Minnesota House Speaker Kurt Daudt reversed himself Friday, saying he would authorize legislative pay raises for House members.

Daudt, R-Crown, made the decision a day after two state legislators sued, alleging that he had violated the state Constitution by not approving higher salaries called for by an independent Legislative Salary Council.

“In light of recent court rulings and with the advice of counsel, it has become increasingly clear that the Minnesota House is constitutionally required to pay legislators the prescribed amount,” Daudt said in a statement. “We intend to move forward by instituting the salary set by the Council.”

Minnesota voters overwhelmingly approved a state constitutional amendment in November creating the pay council, an independent body charged with setting legislative salaries.

In March, that commission set legislative salaries at $45,000 per year, up from the $31,140, an amount that has not changed for nearly two decades.

GOP Senate Majority Leader Paul Gazelka accepted the salary hike, saying that the Constitution requires it and that there’s nothing legislative leaders can do to stop it.

All 67 senators began getting the higher salary on July 1. Daudt disagreed, and ordered the House comptroller to continue paying the 134 representatives the old $31,140 salary.

Rep.
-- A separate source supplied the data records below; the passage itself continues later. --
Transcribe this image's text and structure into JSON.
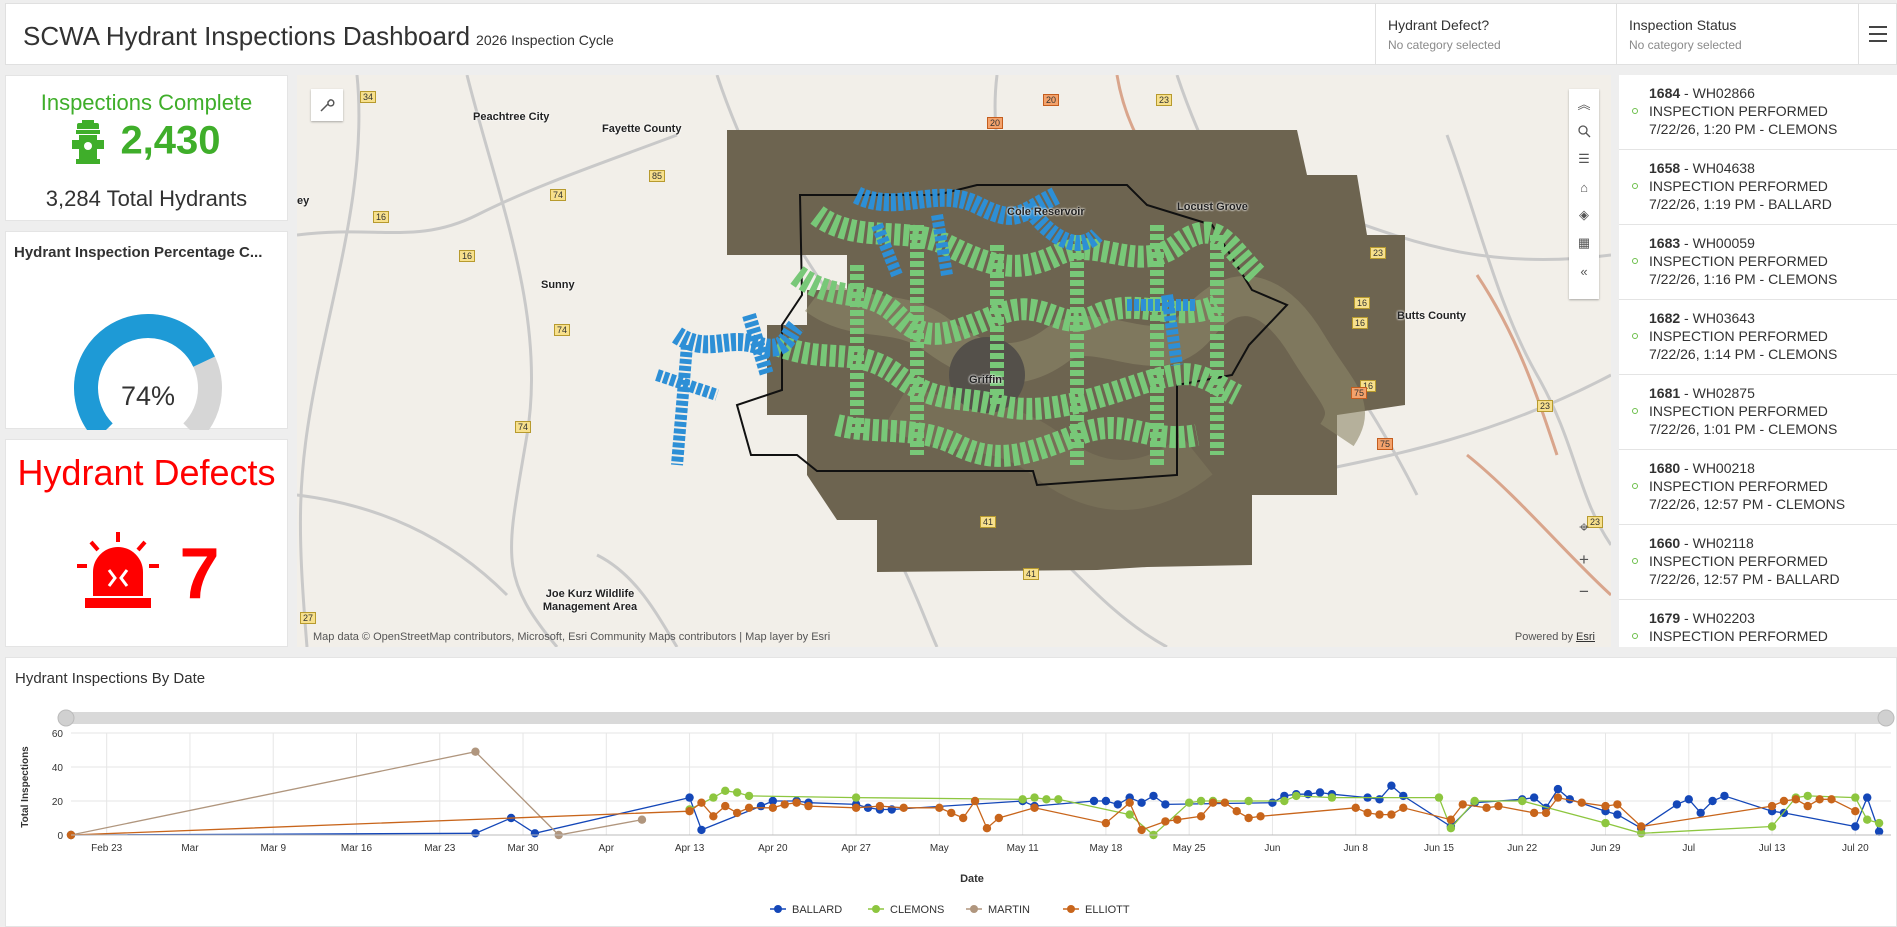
{
  "header": {
    "title": "SCWA Hydrant Inspections Dashboard",
    "subtitle": "2026 Inspection Cycle",
    "filters": [
      {
        "label": "Hydrant Defect?",
        "value": "No category selected"
      },
      {
        "label": "Inspection Status",
        "value": "No category selected"
      }
    ]
  },
  "inspections_card": {
    "title": "Inspections Complete",
    "value": "2,430",
    "subtext": "3,284 Total Hydrants",
    "color": "#3fae2a",
    "icon": "fire-hydrant-icon"
  },
  "gauge": {
    "title": "Hydrant Inspection Percentage C...",
    "value_label": "74%",
    "percent": 74,
    "fill_color": "#1e9ad6",
    "track_color": "#d6d6d6"
  },
  "defects_card": {
    "title": "Hydrant Defects",
    "value": "7",
    "color": "#ff0000",
    "icon": "alarm-siren-icon"
  },
  "map": {
    "labels": [
      "Peachtree City",
      "Fayette County",
      "Cole Reservoir",
      "Locust Grove",
      "Butts County",
      "Griffin",
      "Sunny",
      "Joe Kurz Wildlife Management Area",
      "ey"
    ],
    "shields": [
      "34",
      "20",
      "23",
      "20",
      "85",
      "74",
      "16",
      "16",
      "74",
      "16",
      "23",
      "16",
      "16",
      "75",
      "75",
      "23",
      "74",
      "41",
      "41",
      "27",
      "23"
    ],
    "attribution": "Map data © OpenStreetMap contributors, Microsoft, Esri Community Maps contributors | Map layer by Esri",
    "powered_prefix": "Powered by ",
    "powered_link": "Esri",
    "tools": [
      "collapse-up-icon",
      "search-icon",
      "legend-icon",
      "home-icon",
      "layers-icon",
      "qr-icon",
      "collapse-left-icon"
    ]
  },
  "inspection_list": [
    {
      "id": "1684",
      "hydrant": "WH02866",
      "status": "INSPECTION PERFORMED",
      "detail": "7/22/26, 1:20 PM - CLEMONS"
    },
    {
      "id": "1658",
      "hydrant": "WH04638",
      "status": "INSPECTION PERFORMED",
      "detail": "7/22/26, 1:19 PM - BALLARD"
    },
    {
      "id": "1683",
      "hydrant": "WH00059",
      "status": "INSPECTION PERFORMED",
      "detail": "7/22/26, 1:16 PM - CLEMONS"
    },
    {
      "id": "1682",
      "hydrant": "WH03643",
      "status": "INSPECTION PERFORMED",
      "detail": "7/22/26, 1:14 PM - CLEMONS"
    },
    {
      "id": "1681",
      "hydrant": "WH02875",
      "status": "INSPECTION PERFORMED",
      "detail": "7/22/26, 1:01 PM - CLEMONS"
    },
    {
      "id": "1680",
      "hydrant": "WH00218",
      "status": "INSPECTION PERFORMED",
      "detail": "7/22/26, 12:57 PM - CLEMONS"
    },
    {
      "id": "1660",
      "hydrant": "WH02118",
      "status": "INSPECTION PERFORMED",
      "detail": "7/22/26, 12:57 PM - BALLARD"
    },
    {
      "id": "1679",
      "hydrant": "WH02203",
      "status": "INSPECTION PERFORMED",
      "detail": ""
    }
  ],
  "chart_data": {
    "type": "line",
    "title": "Hydrant Inspections By Date",
    "xlabel": "Date",
    "ylabel": "Total Inspections",
    "ylim": [
      0,
      60
    ],
    "yticks": [
      0,
      20,
      40,
      60
    ],
    "xlim": [
      "2026-02-20",
      "2026-07-23"
    ],
    "xticks": [
      {
        "date": "2026-02-23",
        "label": "Feb 23"
      },
      {
        "date": "2026-03-02",
        "label": "Mar"
      },
      {
        "date": "2026-03-09",
        "label": "Mar 9"
      },
      {
        "date": "2026-03-16",
        "label": "Mar 16"
      },
      {
        "date": "2026-03-23",
        "label": "Mar 23"
      },
      {
        "date": "2026-03-30",
        "label": "Mar 30"
      },
      {
        "date": "2026-04-06",
        "label": "Apr"
      },
      {
        "date": "2026-04-13",
        "label": "Apr 13"
      },
      {
        "date": "2026-04-20",
        "label": "Apr 20"
      },
      {
        "date": "2026-04-27",
        "label": "Apr 27"
      },
      {
        "date": "2026-05-04",
        "label": "May"
      },
      {
        "date": "2026-05-11",
        "label": "May 11"
      },
      {
        "date": "2026-05-18",
        "label": "May 18"
      },
      {
        "date": "2026-05-25",
        "label": "May 25"
      },
      {
        "date": "2026-06-01",
        "label": "Jun"
      },
      {
        "date": "2026-06-08",
        "label": "Jun 8"
      },
      {
        "date": "2026-06-15",
        "label": "Jun 15"
      },
      {
        "date": "2026-06-22",
        "label": "Jun 22"
      },
      {
        "date": "2026-06-29",
        "label": "Jun 29"
      },
      {
        "date": "2026-07-06",
        "label": "Jul"
      },
      {
        "date": "2026-07-13",
        "label": "Jul 13"
      },
      {
        "date": "2026-07-20",
        "label": "Jul 20"
      }
    ],
    "legend_position": "bottom",
    "grid": true,
    "series": [
      {
        "name": "BALLARD",
        "color": "#1447b8",
        "points": [
          [
            "2026-02-20",
            0
          ],
          [
            "2026-03-26",
            1
          ],
          [
            "2026-03-29",
            10
          ],
          [
            "2026-03-31",
            1
          ],
          [
            "2026-04-13",
            22
          ],
          [
            "2026-04-14",
            3
          ],
          [
            "2026-04-19",
            17
          ],
          [
            "2026-04-20",
            20
          ],
          [
            "2026-04-22",
            20
          ],
          [
            "2026-04-23",
            19
          ],
          [
            "2026-04-27",
            18
          ],
          [
            "2026-04-28",
            16
          ],
          [
            "2026-04-29",
            15
          ],
          [
            "2026-04-30",
            15
          ],
          [
            "2026-05-11",
            20
          ],
          [
            "2026-05-12",
            17
          ],
          [
            "2026-05-17",
            20
          ],
          [
            "2026-05-18",
            20
          ],
          [
            "2026-05-19",
            18
          ],
          [
            "2026-05-20",
            22
          ],
          [
            "2026-05-21",
            19
          ],
          [
            "2026-05-22",
            23
          ],
          [
            "2026-05-23",
            18
          ],
          [
            "2026-06-01",
            19
          ],
          [
            "2026-06-02",
            23
          ],
          [
            "2026-06-03",
            24
          ],
          [
            "2026-06-04",
            24
          ],
          [
            "2026-06-05",
            25
          ],
          [
            "2026-06-06",
            24
          ],
          [
            "2026-06-09",
            22
          ],
          [
            "2026-06-10",
            21
          ],
          [
            "2026-06-11",
            29
          ],
          [
            "2026-06-12",
            23
          ],
          [
            "2026-06-16",
            5
          ],
          [
            "2026-06-18",
            19
          ],
          [
            "2026-06-22",
            21
          ],
          [
            "2026-06-23",
            22
          ],
          [
            "2026-06-24",
            16
          ],
          [
            "2026-06-25",
            27
          ],
          [
            "2026-06-26",
            21
          ],
          [
            "2026-06-29",
            14
          ],
          [
            "2026-06-30",
            12
          ],
          [
            "2026-07-02",
            4
          ],
          [
            "2026-07-05",
            18
          ],
          [
            "2026-07-06",
            21
          ],
          [
            "2026-07-07",
            13
          ],
          [
            "2026-07-08",
            20
          ],
          [
            "2026-07-09",
            23
          ],
          [
            "2026-07-13",
            14
          ],
          [
            "2026-07-14",
            13
          ],
          [
            "2026-07-20",
            5
          ],
          [
            "2026-07-21",
            22
          ],
          [
            "2026-07-22",
            2
          ]
        ]
      },
      {
        "name": "CLEMONS",
        "color": "#8dc63f",
        "points": [
          [
            "2026-04-13",
            15
          ],
          [
            "2026-04-15",
            22
          ],
          [
            "2026-04-16",
            26
          ],
          [
            "2026-04-17",
            25
          ],
          [
            "2026-04-18",
            23
          ],
          [
            "2026-04-27",
            22
          ],
          [
            "2026-05-11",
            21
          ],
          [
            "2026-05-12",
            22
          ],
          [
            "2026-05-13",
            21
          ],
          [
            "2026-05-14",
            21
          ],
          [
            "2026-05-20",
            12
          ],
          [
            "2026-05-22",
            0
          ],
          [
            "2026-05-25",
            19
          ],
          [
            "2026-05-26",
            20
          ],
          [
            "2026-05-27",
            20
          ],
          [
            "2026-05-30",
            20
          ],
          [
            "2026-06-02",
            20
          ],
          [
            "2026-06-03",
            23
          ],
          [
            "2026-06-06",
            22
          ],
          [
            "2026-06-15",
            22
          ],
          [
            "2026-06-16",
            4
          ],
          [
            "2026-06-18",
            20
          ],
          [
            "2026-06-22",
            20
          ],
          [
            "2026-06-29",
            7
          ],
          [
            "2026-07-02",
            1
          ],
          [
            "2026-07-13",
            5
          ],
          [
            "2026-07-15",
            22
          ],
          [
            "2026-07-16",
            23
          ],
          [
            "2026-07-20",
            22
          ],
          [
            "2026-07-21",
            9
          ],
          [
            "2026-07-22",
            7
          ]
        ]
      },
      {
        "name": "MARTIN",
        "color": "#b0967e",
        "points": [
          [
            "2026-02-20",
            0
          ],
          [
            "2026-03-26",
            49
          ],
          [
            "2026-04-02",
            0
          ],
          [
            "2026-04-09",
            9
          ]
        ]
      },
      {
        "name": "ELLIOTT",
        "color": "#c8651b",
        "points": [
          [
            "2026-02-20",
            0
          ],
          [
            "2026-04-13",
            14
          ],
          [
            "2026-04-14",
            19
          ],
          [
            "2026-04-15",
            11
          ],
          [
            "2026-04-16",
            17
          ],
          [
            "2026-04-17",
            13
          ],
          [
            "2026-04-18",
            16
          ],
          [
            "2026-04-20",
            16
          ],
          [
            "2026-04-21",
            18
          ],
          [
            "2026-04-22",
            19
          ],
          [
            "2026-04-23",
            17
          ],
          [
            "2026-04-27",
            16
          ],
          [
            "2026-04-29",
            17
          ],
          [
            "2026-05-01",
            16
          ],
          [
            "2026-05-04",
            16
          ],
          [
            "2026-05-05",
            13
          ],
          [
            "2026-05-06",
            10
          ],
          [
            "2026-05-07",
            20
          ],
          [
            "2026-05-08",
            4
          ],
          [
            "2026-05-09",
            10
          ],
          [
            "2026-05-12",
            16
          ],
          [
            "2026-05-18",
            7
          ],
          [
            "2026-05-20",
            19
          ],
          [
            "2026-05-21",
            3
          ],
          [
            "2026-05-23",
            8
          ],
          [
            "2026-05-24",
            9
          ],
          [
            "2026-05-26",
            11
          ],
          [
            "2026-05-27",
            19
          ],
          [
            "2026-05-28",
            19
          ],
          [
            "2026-05-29",
            14
          ],
          [
            "2026-05-30",
            10
          ],
          [
            "2026-05-31",
            11
          ],
          [
            "2026-06-08",
            16
          ],
          [
            "2026-06-09",
            13
          ],
          [
            "2026-06-10",
            12
          ],
          [
            "2026-06-11",
            12
          ],
          [
            "2026-06-12",
            16
          ],
          [
            "2026-06-16",
            9
          ],
          [
            "2026-06-17",
            18
          ],
          [
            "2026-06-19",
            16
          ],
          [
            "2026-06-20",
            17
          ],
          [
            "2026-06-23",
            13
          ],
          [
            "2026-06-24",
            13
          ],
          [
            "2026-06-25",
            22
          ],
          [
            "2026-06-27",
            19
          ],
          [
            "2026-06-29",
            17
          ],
          [
            "2026-06-30",
            18
          ],
          [
            "2026-07-02",
            5
          ],
          [
            "2026-07-13",
            17
          ],
          [
            "2026-07-14",
            20
          ],
          [
            "2026-07-15",
            21
          ],
          [
            "2026-07-16",
            17
          ],
          [
            "2026-07-17",
            21
          ],
          [
            "2026-07-18",
            21
          ],
          [
            "2026-07-20",
            14
          ]
        ]
      }
    ]
  }
}
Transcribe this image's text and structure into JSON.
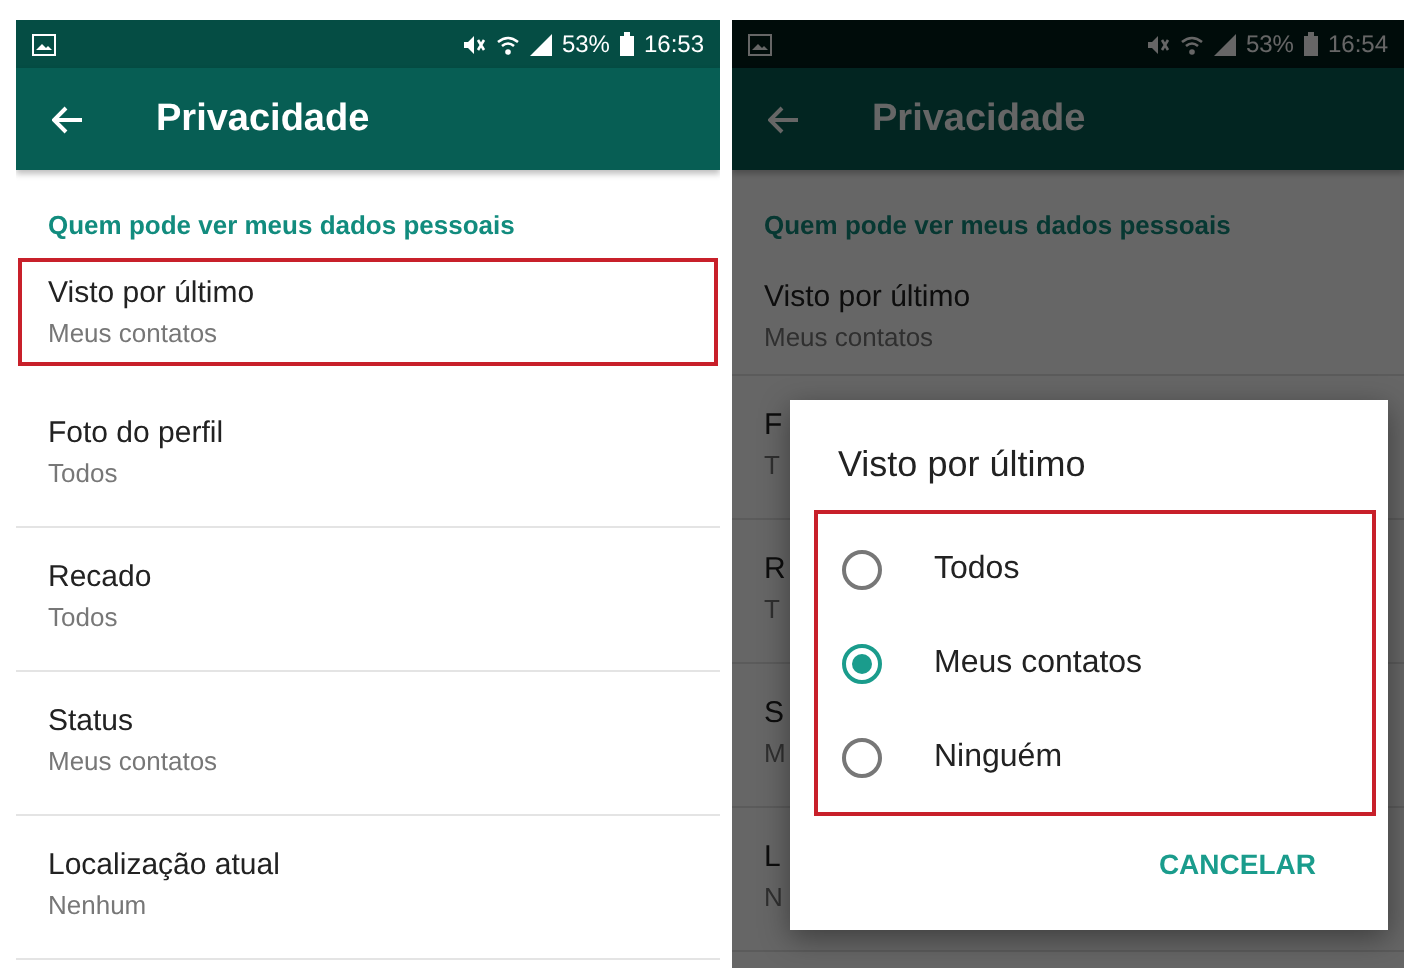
{
  "screens": [
    {
      "status_bar": {
        "battery": "53%",
        "time": "16:53"
      },
      "header": {
        "title": "Privacidade"
      },
      "dimmed": false,
      "section": "Quem pode ver meus dados pessoais",
      "items": [
        {
          "title": "Visto por último",
          "value": "Meus contatos",
          "highlighted": true
        },
        {
          "title": "Foto do perfil",
          "value": "Todos",
          "highlighted": false
        },
        {
          "title": "Recado",
          "value": "Todos",
          "highlighted": false
        },
        {
          "title": "Status",
          "value": "Meus contatos",
          "highlighted": false
        },
        {
          "title": "Localização atual",
          "value": "Nenhum",
          "highlighted": false
        }
      ]
    },
    {
      "status_bar": {
        "battery": "53%",
        "time": "16:54"
      },
      "header": {
        "title": "Privacidade"
      },
      "dimmed": true,
      "section": "Quem pode ver meus dados pessoais",
      "items": [
        {
          "title": "Visto por último",
          "value": "Meus contatos",
          "highlighted": false
        },
        {
          "title": "F",
          "value": "T",
          "highlighted": false
        },
        {
          "title": "R",
          "value": "T",
          "highlighted": false
        },
        {
          "title": "S",
          "value": "M",
          "highlighted": false
        },
        {
          "title": "L",
          "value": "N",
          "highlighted": false
        }
      ],
      "dialog": {
        "title": "Visto por último",
        "options_highlighted": true,
        "options": [
          {
            "label": "Todos",
            "selected": false
          },
          {
            "label": "Meus contatos",
            "selected": true
          },
          {
            "label": "Ninguém",
            "selected": false
          }
        ],
        "button": "CANCELAR"
      }
    }
  ]
}
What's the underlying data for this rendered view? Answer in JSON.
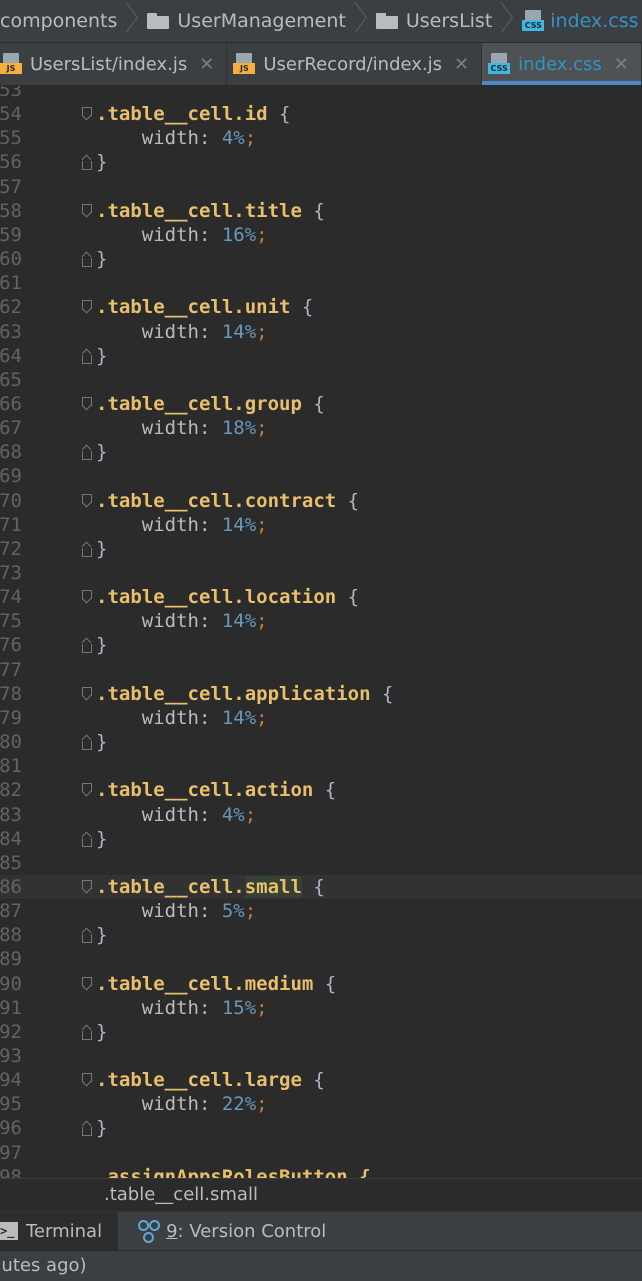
{
  "breadcrumb": [
    "components",
    "UserManagement",
    "UsersList",
    "index.css"
  ],
  "tabs": [
    {
      "label": "UsersList/index.js",
      "icon": "js-file-icon"
    },
    {
      "label": "UserRecord/index.js",
      "icon": "js-file-icon"
    },
    {
      "label": "index.css",
      "icon": "css-file-icon",
      "active": true
    }
  ],
  "editor": {
    "first_line_number": 53,
    "current_line": 86,
    "rules": [
      {
        "selector": ".table__cell.id",
        "value": "4"
      },
      {
        "selector": ".table__cell.title",
        "value": "16"
      },
      {
        "selector": ".table__cell.unit",
        "value": "14"
      },
      {
        "selector": ".table__cell.group",
        "value": "18"
      },
      {
        "selector": ".table__cell.contract",
        "value": "14"
      },
      {
        "selector": ".table__cell.location",
        "value": "14"
      },
      {
        "selector": ".table__cell.application",
        "value": "14"
      },
      {
        "selector": ".table__cell.action",
        "value": "4"
      },
      {
        "selector": ".table__cell.small",
        "value": "5"
      },
      {
        "selector": ".table__cell.medium",
        "value": "15"
      },
      {
        "selector": ".table__cell.large",
        "value": "22"
      }
    ],
    "property": "width",
    "unit": "%",
    "trailing_line": ".assignAppsRolesButton {"
  },
  "footer_breadcrumb": ".table__cell.small",
  "toolwindow": {
    "terminal_label": "Terminal",
    "vc_number": "9",
    "vc_label": ": Version Control"
  },
  "status_text": "nutes ago)",
  "colors": {
    "selector": "#e8bf6a",
    "number": "#6897bb",
    "semicolon": "#cc7832",
    "background": "#2b2b2b",
    "active_tab_text": "#3592c4"
  }
}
Marion O’Neill, R-Maple Lake, and Rep. Rena Moran, DFL-St. Paul, who filed the lawsuit in Ramsey County District Court, could not be reached for comment.

Former GOP state Sen. Brian LeClair, a frequent critic of Daudt on the pay issue, said the speaker “is either a horrible flip-flopper, or a massive big government spender. In either situation, it does not make him a good conservative choice for governor.”

Daudt said he has not decided whether he will run for governor.